= Rack unit =

Unit of measure for equipment frames

Rack with sample component sizes including an A/V half-rack unit

A rack unit (abbreviated U or RU) is a unit of measure defined as 1+3/4 in. It is most frequently used as a measurement of the overall height of 19-inch and 23-inch rack frames, as well as the height of equipment that mounts in these frames, whereby the height of the frame or equipment is expressed as multiples of rack units. For example, a typical full-size rack cage is 42U high, while equipment is typically 1U, 2U, 3U, or 4U high.

==Definition==
The rack unit size is based on a standard rack specification as defined in EIA-310. The Eurocard specifies a standard rack unit as the unit of height; it also defines a similar unit, horizontal pitch (HP), used to measure the width of rack-mounted equipment. The standard was adopted worldwide as IEC 60297 Mechanical structures for electronic equipment – Dimensions of mechanical structures of the 482.6 mm series, and defines the sizes for rack, subrack (a shelf-like chassis in which cards can be inserted), and the pitch of printed circuit boards/cards providing physical compatibility of technological equipment, typically in telecommunications.

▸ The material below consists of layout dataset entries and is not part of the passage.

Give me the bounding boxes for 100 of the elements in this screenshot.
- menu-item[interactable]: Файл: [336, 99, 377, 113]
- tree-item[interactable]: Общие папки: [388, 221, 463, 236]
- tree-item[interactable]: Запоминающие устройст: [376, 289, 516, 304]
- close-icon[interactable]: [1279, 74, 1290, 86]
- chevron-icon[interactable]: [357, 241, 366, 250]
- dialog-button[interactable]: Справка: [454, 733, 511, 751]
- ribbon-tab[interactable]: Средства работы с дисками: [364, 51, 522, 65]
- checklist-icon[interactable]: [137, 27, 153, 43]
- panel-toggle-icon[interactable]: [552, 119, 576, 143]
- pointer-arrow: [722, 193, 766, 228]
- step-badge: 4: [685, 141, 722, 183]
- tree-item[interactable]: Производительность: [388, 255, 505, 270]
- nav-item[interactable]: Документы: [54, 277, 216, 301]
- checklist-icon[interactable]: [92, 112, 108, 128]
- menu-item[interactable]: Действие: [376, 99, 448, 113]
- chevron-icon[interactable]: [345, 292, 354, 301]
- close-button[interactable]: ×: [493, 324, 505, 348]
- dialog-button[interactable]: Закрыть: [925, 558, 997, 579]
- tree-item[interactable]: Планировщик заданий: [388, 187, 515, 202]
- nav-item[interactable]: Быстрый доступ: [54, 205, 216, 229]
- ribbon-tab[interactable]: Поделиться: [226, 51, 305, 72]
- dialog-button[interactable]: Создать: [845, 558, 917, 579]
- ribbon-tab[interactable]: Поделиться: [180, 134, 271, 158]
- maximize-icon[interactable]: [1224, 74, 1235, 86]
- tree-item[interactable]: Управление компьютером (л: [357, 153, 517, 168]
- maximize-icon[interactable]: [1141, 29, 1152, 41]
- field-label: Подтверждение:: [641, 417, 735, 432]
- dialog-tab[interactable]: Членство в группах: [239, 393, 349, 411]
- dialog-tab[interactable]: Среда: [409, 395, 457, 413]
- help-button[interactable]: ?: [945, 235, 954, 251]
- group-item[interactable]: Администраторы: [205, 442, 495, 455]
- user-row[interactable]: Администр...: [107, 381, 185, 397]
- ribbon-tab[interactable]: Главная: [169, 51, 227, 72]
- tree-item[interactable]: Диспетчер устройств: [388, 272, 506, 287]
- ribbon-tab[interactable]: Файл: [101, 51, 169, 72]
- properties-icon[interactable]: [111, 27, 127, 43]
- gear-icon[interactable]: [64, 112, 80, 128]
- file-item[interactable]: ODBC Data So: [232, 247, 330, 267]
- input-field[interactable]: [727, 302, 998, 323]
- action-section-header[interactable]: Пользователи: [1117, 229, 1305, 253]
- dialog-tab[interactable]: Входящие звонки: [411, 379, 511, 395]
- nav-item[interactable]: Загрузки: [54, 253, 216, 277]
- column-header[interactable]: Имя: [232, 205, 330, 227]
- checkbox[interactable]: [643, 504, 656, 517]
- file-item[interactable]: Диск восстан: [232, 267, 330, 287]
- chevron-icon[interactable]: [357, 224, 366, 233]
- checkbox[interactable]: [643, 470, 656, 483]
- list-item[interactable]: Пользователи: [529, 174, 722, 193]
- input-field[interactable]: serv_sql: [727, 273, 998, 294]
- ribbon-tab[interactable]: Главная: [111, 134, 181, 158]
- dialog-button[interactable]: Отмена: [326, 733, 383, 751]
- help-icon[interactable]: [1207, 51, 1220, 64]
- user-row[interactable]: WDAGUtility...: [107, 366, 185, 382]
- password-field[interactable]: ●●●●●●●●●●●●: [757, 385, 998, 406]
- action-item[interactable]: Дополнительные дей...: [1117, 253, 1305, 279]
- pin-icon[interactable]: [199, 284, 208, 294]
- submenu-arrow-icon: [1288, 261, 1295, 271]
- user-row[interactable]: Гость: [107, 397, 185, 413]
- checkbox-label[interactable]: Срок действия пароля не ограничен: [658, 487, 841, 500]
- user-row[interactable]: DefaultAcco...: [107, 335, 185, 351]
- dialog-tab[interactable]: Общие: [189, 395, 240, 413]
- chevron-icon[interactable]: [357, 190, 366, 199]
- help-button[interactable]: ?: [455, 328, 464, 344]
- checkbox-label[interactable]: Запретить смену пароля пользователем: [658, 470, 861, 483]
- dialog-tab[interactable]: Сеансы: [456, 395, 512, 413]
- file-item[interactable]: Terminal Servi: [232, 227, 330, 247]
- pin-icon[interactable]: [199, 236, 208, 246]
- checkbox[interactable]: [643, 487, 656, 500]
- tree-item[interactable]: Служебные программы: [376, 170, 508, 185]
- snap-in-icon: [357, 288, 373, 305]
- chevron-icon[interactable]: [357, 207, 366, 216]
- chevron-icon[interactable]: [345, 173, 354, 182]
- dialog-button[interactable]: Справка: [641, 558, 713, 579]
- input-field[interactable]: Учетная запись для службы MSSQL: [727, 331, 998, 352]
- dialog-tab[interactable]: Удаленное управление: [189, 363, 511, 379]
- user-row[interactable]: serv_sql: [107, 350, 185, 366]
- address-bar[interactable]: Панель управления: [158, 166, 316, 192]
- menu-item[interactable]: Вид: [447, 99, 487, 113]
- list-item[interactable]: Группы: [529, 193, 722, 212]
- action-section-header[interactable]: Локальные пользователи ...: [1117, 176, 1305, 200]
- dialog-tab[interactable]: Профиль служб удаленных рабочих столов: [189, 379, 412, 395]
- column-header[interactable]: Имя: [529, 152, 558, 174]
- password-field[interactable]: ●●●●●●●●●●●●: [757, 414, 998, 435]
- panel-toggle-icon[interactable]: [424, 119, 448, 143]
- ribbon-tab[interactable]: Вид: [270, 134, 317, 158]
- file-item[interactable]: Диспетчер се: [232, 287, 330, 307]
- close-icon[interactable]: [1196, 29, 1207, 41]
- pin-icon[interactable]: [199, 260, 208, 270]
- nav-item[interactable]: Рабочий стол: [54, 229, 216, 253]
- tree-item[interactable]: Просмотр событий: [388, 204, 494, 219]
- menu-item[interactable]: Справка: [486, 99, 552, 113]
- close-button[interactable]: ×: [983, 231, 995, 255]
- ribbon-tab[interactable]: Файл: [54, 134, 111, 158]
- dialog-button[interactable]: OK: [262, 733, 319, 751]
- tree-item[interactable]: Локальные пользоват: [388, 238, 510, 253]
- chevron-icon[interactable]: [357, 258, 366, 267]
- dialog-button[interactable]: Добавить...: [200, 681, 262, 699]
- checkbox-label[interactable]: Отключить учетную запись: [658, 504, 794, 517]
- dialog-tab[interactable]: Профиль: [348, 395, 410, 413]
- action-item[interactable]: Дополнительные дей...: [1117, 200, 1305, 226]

While a rack unit is defined as 1+3/4 in, a front panel or filler panel in a rack is not an exact multiple of this height. To allow space between adjacent rack-mounted components, a panel is 1/32 in less in height than the full number of rack units would imply. Thus, a 1U front panel would be 1+23/32 in tall. If n is number of rack units, the ideal formula for panel height is h = 1.750n − 0.031 for calculating in inches, and h = 44.45n − 0.79 for calculating in millimetres. Manufacturing allows for dimensions with less precision.

The 19-inch rack format with rack units of 1.75 in was established as a standard by AT&T around 1922 in order to reduce the space required for repeater and termination equipment in a telephone company central office.

==Configurations==
A typical full-size rack is 42U, which means it holds just over 6 ft of equipment, and a typical "half-height" rack is 18U–22U, which is around 3 ft high.

===Mounting holes===

A typical section of rack rail, showing rack unit distribution

The mounting-hole distance (as shown to the right) differs for 19-inch racks and 23-inch racks: 19-inch racks use uneven spacings (as shown to the right) while 23-inch racks use evenly spaced mounting holes. Although it is called a 19-inch rack unit, the actual mounting dimensions of a 19-inch rack unit are 18 + 5 / 16 in wide, center to center.

Rack units are universally the same, but the type of thread can vary depending on the rack. Mounting rails can be No. 10-32 tapped (Unified Thread Standard), No. 12-24 tapped, metric M6 threaded or universal square holes. Universal square holes are becoming the most common as these allow the insertion of replaceable cage nuts for the type of thread needed. This prevents stripping of the threading on the rails and allows for more flexibility.

===Half-rack configurations===
Whereas there is no formal specification for "half rack", the term half-rack can have different separate meanings: It can describe equipment that fits in a certain number of rack units, but occupies only half the width of a 19-inch rack (9.5 in). These may be used when a piece of equipment does not require full rack width, but requires more than 1U of height. For example, a "4U half-rack" DVCAM deck occupies 4U (7 in) height × 9.5 in width, and in theory, two 4U half-rack decks could be mounted side by side and occupy the 4U space. It can also describe a unit that is 1U high and half the depth of a 4-post rack (such as a network switch, router, KVM switch, or server), such that two units can be mounted in 1U of space (one mounted at the front of the rack and one at the rear).

When used to describe the rack enclosure itself, the term "half-rack" typically means a rack enclosure that is half the height (22U tall). There is also a "half rack width" size being used in IT applications where a device conforms to a smaller than 9.5-inch width so that these "half rack width" appliances may be used in a chassis system that fits the traditional 19-inch rack space, but allows for these 8.4-inch-wide "half rack width" appliances to be inserted and removed easily without tools or the need to remove adjacent hardware. This "half rack width" concept is popular in applications where IT equipment is being used by military who are unable to use traditional 1U full-depth IT appliances due to their large size.